Japan Geoscience Union Meeting 2024

Presentation information

[J] Poster

S (Solid Earth Sciences ) » S-CG Complex & General

[S-CG50] Driving Solid Earth Science through Machine Learning

Sun. May 26, 2024 5:15 PM - 6:45 PM Poster Hall (Exhibition Hall 6, Makuhari Messe)

convener:Hisahiko Kubo(National Research Institute for Earth Science and Disaster Resilience), Yuki Kodera(Meteorological Research Institute, Japan Meteorological Agency), Makoto Naoi(Hokkaido University), Keisuke Yano(The Institute of Statistical Mathematics)

5:15 PM - 6:45 PM

[SCG50-P11] Prediction of Mt. Aso eruption by multi-species large-scale monitoring data analysis

*Minoru Luke Ideno1, Takeshi Tsuji1 (1.University of Tokyo)

Keywords:Machine Learning, Volcano, Eruption

The major eruption at Mt Aso on October 8, 2016, caused a large amount of ash fall on the northeast side of Mt.
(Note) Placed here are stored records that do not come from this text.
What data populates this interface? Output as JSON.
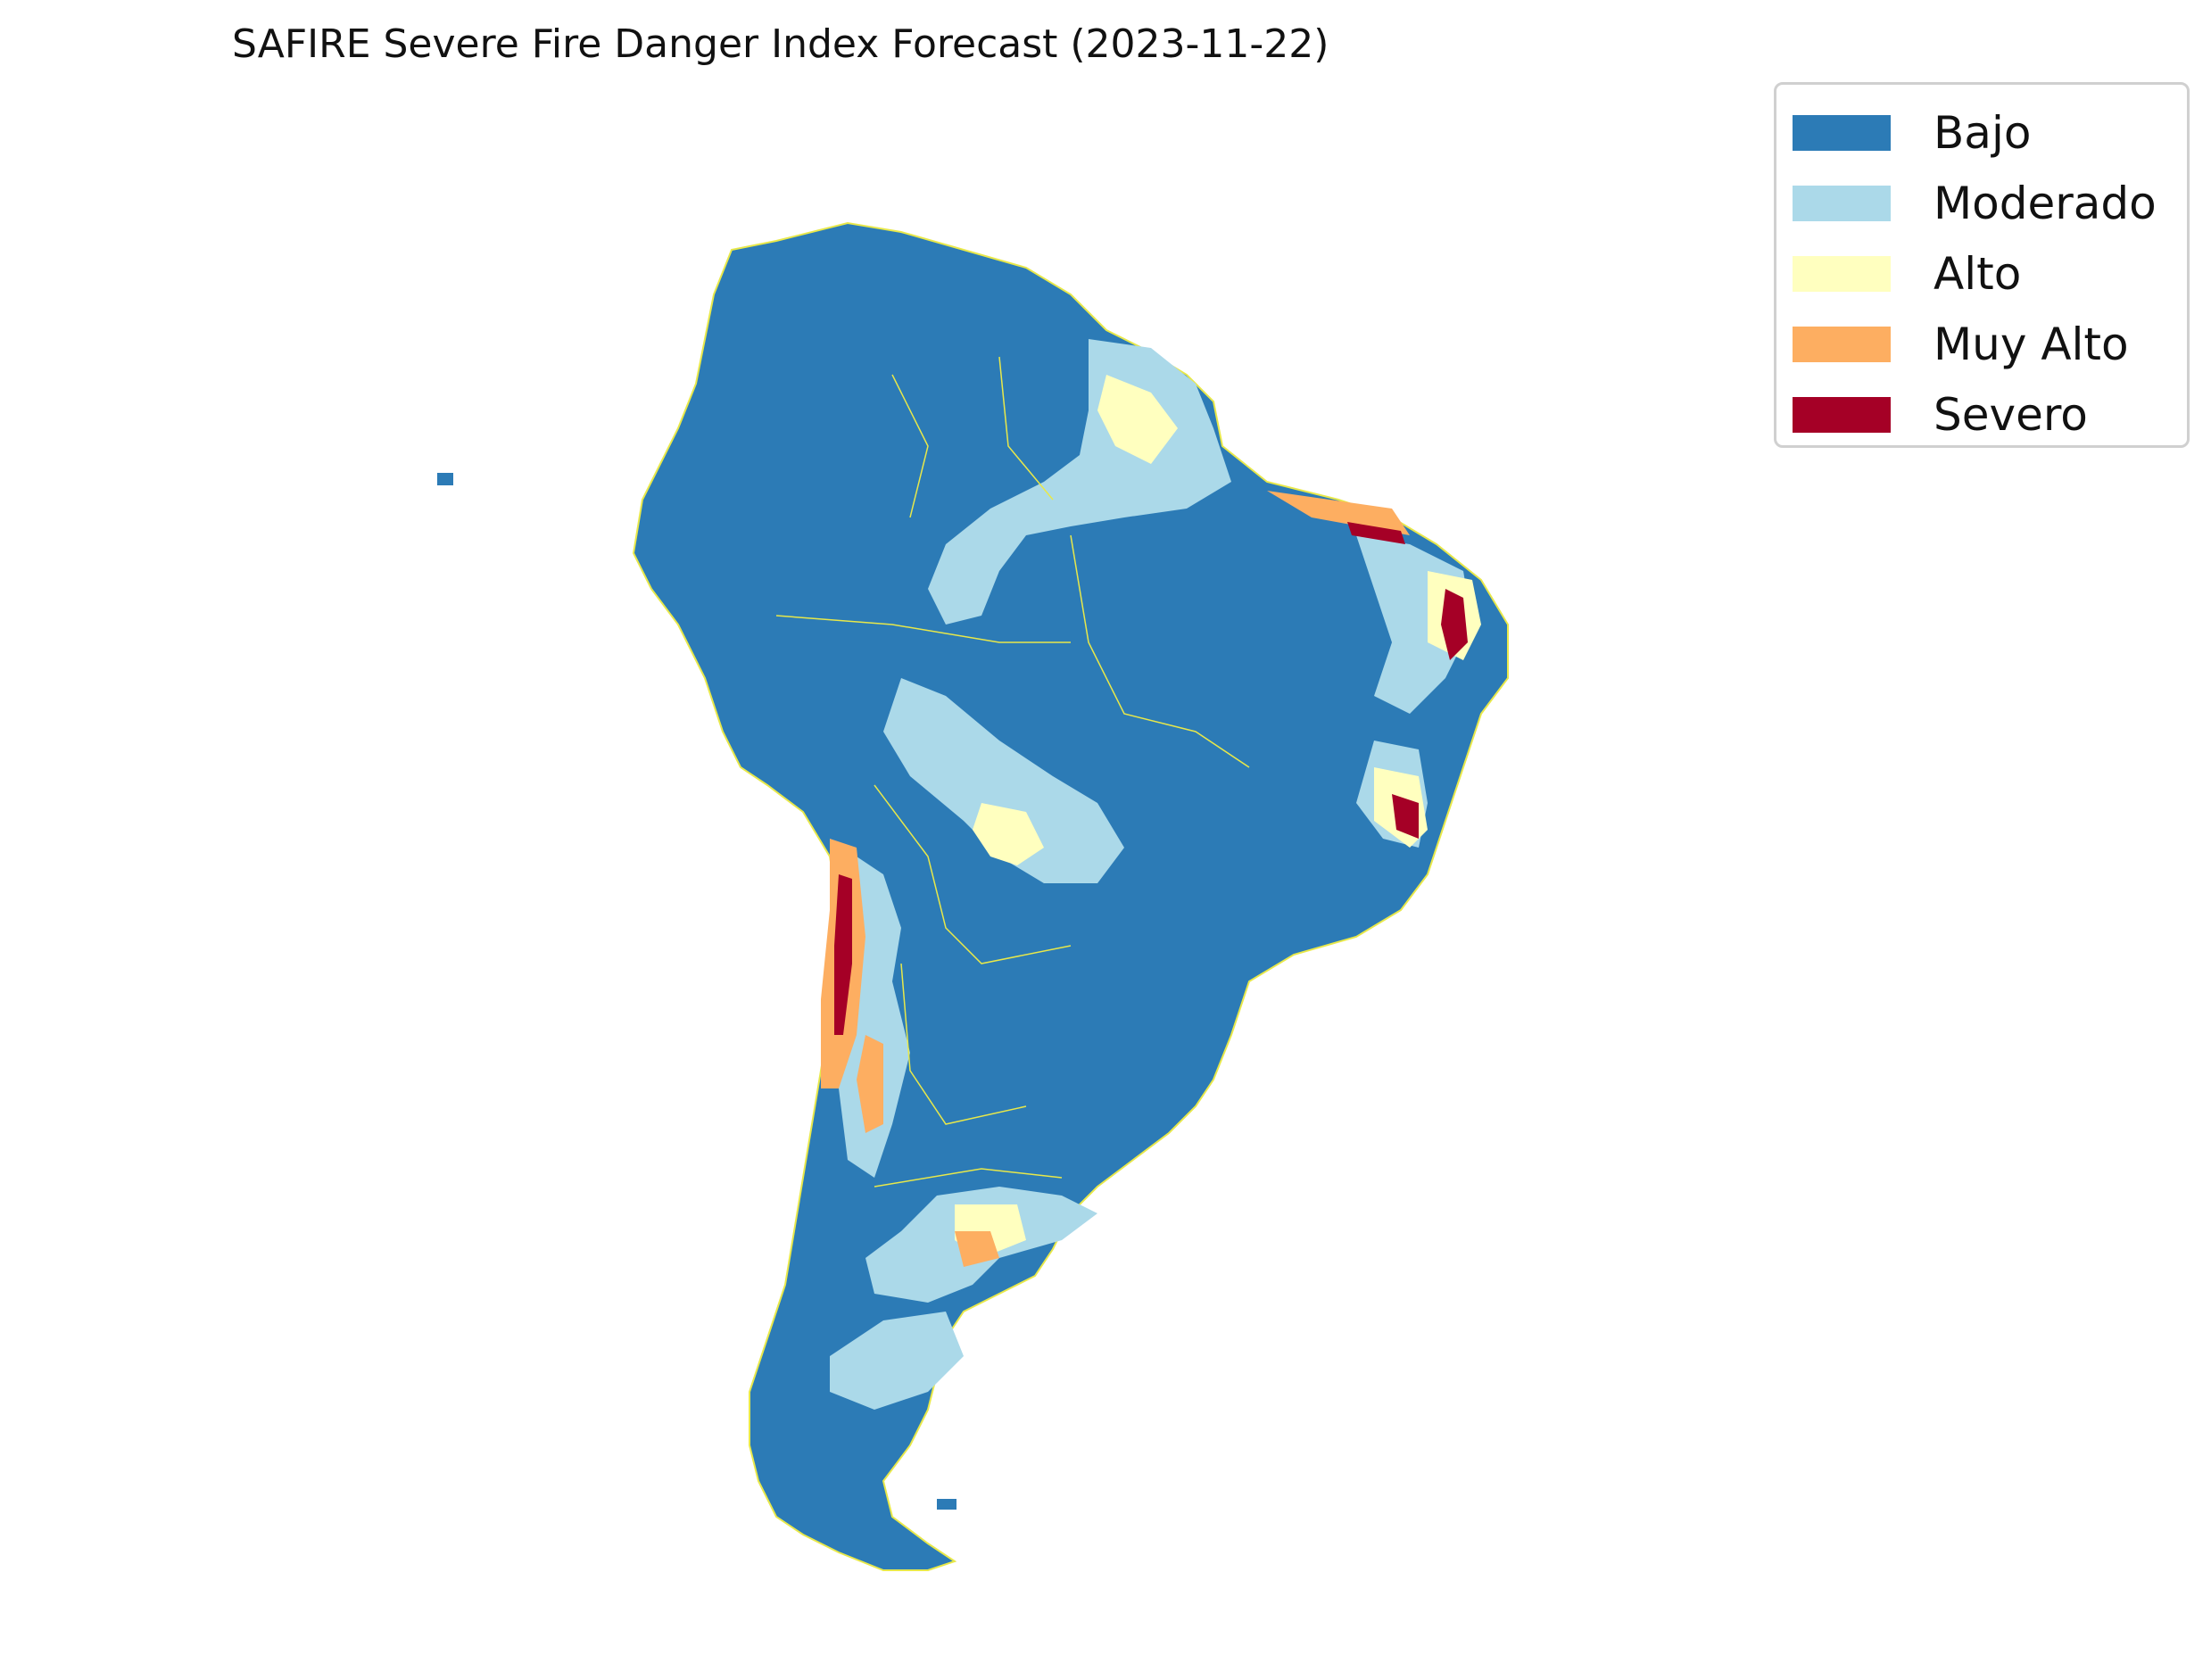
{
  "title": "SAFIRE Severe Fire Danger Index Forecast (2023-11-22)",
  "legend": {
    "items": [
      {
        "label": "Bajo",
        "color": "#2c7bb6"
      },
      {
        "label": "Moderado",
        "color": "#abd9e9"
      },
      {
        "label": "Alto",
        "color": "#ffffbf"
      },
      {
        "label": "Muy Alto",
        "color": "#fdae61"
      },
      {
        "label": "Severo",
        "color": "#a50026"
      }
    ]
  },
  "colors": {
    "border_lines": "#e8e84a",
    "background": "#ffffff"
  }
}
Aso and in surrounding area, as the ejecta was carried by northeasterly winds. Since ash fall caused by eruptions can cause tremendous damage to people living there, advance prediction of eruptions is extremely important from the standpoint of disaster prevention. Currently, however, eruption forecasting is limited to qualitatively determining the degree of danger based on empirical rules, and quantitative forecasting has not been conducted. In this study, we incorporate the knowledge of informatics into the knowledge of volcanology to make quantitative prediction possible using data from seismographs and GPS. Specifically, we used data on seismic wave velocity changes, amplitude of volcanic microtremors, and baseline length changes. As a result, the accuracy of eruption prediction was increased by classifying the data into two categories: features for long-term prediction and features for short-term prediction. The features for long-term prediction were the integral values of GPS and tiltmeter data for detecting volcanic expansion. The short-term forecasting features are based on an anomaly detection approach for features that indicate increased volcanic activity. The combined results showed higher accuracy than when all the features were treated equivalently.